C. Ao invocar a matéria contida na nova redacção do nº 2 do art. 52º do Dec. Lei
85-C/75, limitou-se o Governo a dar execução ao objectivo fixado na lei de
autorização consistente em salvaguardar a celeridade dos processos relativos a
delitos de imprensa, garantindo, ainda, uma maior celeridade sem que, com isso,
resultassem minimamente beliscadas as garantias fundamentais de defesa dos
arguidos.
D. A redacção da ressalva constante do art. 2º da Lei 88/88, longe de constituir
a imposição de um limite à acção do Governo na execução da autorização
legislativa, só pode ser entendida como a definição de um objectivo que norteará
tal execução: o de, em caso algum, poder o Governo derrogar preceitos que
visassem garantir o interesse da celeridade processual.
E. Por outras palavras, só teria o Governo excedido ou contrariado a autorização
que lhe foi conferida se, no concreto, tivesse legislado em termos tais que, daí
resultasse uma maior morosidade dos processos relativos a crimes de imprensa.
F. Ao afirmar que a inovação introduzida não era necessária para efeitos de
manutenção da celeridade dos processos por crime de imprensa está o recorrente
a forçar a interpretação única e possível da intenção que presidiu à lei da
autorização que foi, apenas, a de garantir que tal celeridade não fosse, em caso
algum, posta em causa.
G. A interpretação de uma frase ínsita num determinado texto legal, nomeadamente
no texto de uma lei de autorização, desgarrada do respectivo contexto, não pode
levar à conclusão absurda de que, pretendendo a A.R. que a celeridade dos
processos relativos a crimes de imprensa não pudesse ser prejudicada, ficasse o
Governo impedido de legislar em termos de garantir uma anda maior celeridade,
ressalvada sempre a intangibilidade das garantias de defesa do arguido.

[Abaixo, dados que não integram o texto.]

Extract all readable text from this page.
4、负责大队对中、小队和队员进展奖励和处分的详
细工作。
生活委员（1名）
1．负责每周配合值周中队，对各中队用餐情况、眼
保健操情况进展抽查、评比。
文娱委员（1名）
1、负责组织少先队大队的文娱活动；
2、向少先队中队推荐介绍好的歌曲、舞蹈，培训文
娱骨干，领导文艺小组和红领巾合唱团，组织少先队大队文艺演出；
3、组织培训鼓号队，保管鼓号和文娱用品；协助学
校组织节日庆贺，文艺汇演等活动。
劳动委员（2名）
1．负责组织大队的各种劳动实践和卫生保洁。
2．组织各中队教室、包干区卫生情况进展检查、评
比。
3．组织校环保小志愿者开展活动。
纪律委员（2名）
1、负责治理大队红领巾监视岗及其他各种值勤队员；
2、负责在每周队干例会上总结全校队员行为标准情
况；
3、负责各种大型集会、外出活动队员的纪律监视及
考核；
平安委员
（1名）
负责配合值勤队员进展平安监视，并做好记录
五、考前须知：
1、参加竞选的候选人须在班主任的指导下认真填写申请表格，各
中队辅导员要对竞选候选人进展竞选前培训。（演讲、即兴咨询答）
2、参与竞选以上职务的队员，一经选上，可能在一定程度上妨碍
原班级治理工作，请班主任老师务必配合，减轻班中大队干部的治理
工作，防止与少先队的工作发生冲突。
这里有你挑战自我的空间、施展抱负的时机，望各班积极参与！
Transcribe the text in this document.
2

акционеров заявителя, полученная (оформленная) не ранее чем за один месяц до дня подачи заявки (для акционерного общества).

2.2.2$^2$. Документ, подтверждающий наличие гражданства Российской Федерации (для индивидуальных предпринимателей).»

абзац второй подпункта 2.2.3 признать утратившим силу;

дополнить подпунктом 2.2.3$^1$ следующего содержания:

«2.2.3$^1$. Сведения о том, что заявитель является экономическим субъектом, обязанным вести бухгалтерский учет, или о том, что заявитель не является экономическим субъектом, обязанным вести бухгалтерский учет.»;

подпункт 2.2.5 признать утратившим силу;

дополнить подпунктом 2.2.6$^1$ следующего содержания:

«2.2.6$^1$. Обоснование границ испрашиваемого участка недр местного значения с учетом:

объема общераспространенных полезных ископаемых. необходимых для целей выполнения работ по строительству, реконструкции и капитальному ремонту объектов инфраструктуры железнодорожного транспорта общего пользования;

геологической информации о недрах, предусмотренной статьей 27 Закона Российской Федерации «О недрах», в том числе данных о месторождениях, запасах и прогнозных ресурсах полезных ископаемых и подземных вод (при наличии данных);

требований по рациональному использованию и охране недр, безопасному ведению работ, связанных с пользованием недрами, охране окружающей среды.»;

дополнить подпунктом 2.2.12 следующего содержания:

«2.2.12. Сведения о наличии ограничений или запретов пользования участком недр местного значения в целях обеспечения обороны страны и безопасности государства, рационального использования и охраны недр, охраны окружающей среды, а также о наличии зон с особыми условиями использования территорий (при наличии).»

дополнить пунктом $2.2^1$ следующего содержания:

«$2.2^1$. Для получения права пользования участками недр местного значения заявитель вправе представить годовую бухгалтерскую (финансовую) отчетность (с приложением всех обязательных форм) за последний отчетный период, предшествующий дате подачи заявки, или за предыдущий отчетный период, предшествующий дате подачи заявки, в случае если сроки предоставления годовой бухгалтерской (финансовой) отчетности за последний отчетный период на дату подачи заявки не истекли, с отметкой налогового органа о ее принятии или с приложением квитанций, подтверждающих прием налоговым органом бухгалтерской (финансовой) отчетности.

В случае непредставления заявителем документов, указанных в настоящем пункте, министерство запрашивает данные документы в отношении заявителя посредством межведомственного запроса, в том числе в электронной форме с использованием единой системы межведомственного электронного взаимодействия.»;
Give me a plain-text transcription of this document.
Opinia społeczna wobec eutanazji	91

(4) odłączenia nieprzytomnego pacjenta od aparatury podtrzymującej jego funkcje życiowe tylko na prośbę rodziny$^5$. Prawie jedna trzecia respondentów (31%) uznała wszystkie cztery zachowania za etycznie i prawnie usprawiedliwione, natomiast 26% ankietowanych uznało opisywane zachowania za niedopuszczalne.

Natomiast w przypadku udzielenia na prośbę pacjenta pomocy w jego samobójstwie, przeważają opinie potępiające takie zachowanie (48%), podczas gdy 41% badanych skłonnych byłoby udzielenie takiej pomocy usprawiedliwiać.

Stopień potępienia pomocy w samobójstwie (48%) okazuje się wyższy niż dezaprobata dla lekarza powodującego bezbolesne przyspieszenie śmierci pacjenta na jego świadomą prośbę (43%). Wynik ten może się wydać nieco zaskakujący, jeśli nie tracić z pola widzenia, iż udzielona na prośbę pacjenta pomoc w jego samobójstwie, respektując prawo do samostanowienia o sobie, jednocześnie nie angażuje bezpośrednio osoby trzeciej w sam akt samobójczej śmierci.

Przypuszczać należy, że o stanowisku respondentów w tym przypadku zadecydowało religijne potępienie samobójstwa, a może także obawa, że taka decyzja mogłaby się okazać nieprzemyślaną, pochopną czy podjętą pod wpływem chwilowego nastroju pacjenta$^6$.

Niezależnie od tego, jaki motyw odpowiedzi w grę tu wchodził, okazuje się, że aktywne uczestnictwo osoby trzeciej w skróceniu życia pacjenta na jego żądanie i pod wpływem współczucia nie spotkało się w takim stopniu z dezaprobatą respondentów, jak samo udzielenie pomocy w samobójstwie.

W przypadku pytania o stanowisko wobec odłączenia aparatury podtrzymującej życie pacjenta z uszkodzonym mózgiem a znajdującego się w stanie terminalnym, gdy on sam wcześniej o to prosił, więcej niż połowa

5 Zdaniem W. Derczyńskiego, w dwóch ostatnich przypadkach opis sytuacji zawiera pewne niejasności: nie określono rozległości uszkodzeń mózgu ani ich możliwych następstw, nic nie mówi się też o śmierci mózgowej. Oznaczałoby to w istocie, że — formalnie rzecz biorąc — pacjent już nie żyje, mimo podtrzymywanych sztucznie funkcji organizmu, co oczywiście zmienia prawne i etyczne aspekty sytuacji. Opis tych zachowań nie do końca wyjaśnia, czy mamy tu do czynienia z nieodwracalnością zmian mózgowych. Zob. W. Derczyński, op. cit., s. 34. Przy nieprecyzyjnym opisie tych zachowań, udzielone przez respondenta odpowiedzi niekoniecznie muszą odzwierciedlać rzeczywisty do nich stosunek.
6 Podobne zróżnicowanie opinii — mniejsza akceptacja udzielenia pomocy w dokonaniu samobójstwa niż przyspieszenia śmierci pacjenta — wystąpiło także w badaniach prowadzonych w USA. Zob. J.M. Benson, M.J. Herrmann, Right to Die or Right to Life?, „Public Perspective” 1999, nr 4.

H. Não houve, assim, na criação do dispositivo em análise, qualquer violação do
disposto na al. c) do art. 168º da Constituição, pelo que ao recurso interposto
deve ser negado o pretendido provimento'. (a fls. 206 a 207 dos autos)
4. Foram corridos os vistos legais.
Põe não haver motivos que a tal obstem, passa
a conhecer-se do objecto do recurso.
II
5. Constitui objecto do presente recurso de
constitucionalidade a questão de constitucionalidade do art. 1º do Decreto-Lei
nº 377/88, de 24 de Outubro. na parte em que introduziu a nova redacção do nº 2
do art. 52º da Lei de Imprensa (Decreto-Lei nº 85-C/75, de 26 de Fevereiro),
apenas no que toca ao prazo de interposição de recurso de decisão de primeira
instância.
Deve notar-se que este artigo 52º foi revogado
pelo art. 4º da Lei nº 15/95, de 25 de Maio, mas tal revogação não afecta o
interesse no connhecimento do presente recurso.
Transcreve-se essa nova redacção de todo o
art. 52º referido:
'1 - Os processos por crimes de imprensa têm natureza urgente, ainda que não
haja arguidos presos.
2 - A natureza urgente dos processos por crimes de imprensa implica a redução a
metade de qualquer prazo previsto no Código de Processo Penal, salvo se este for
de 24 horas, sem prejuízo da execução imediata de ordem, despacho ou diligência
quando a lei ou a autoridade competente assim o determinarem.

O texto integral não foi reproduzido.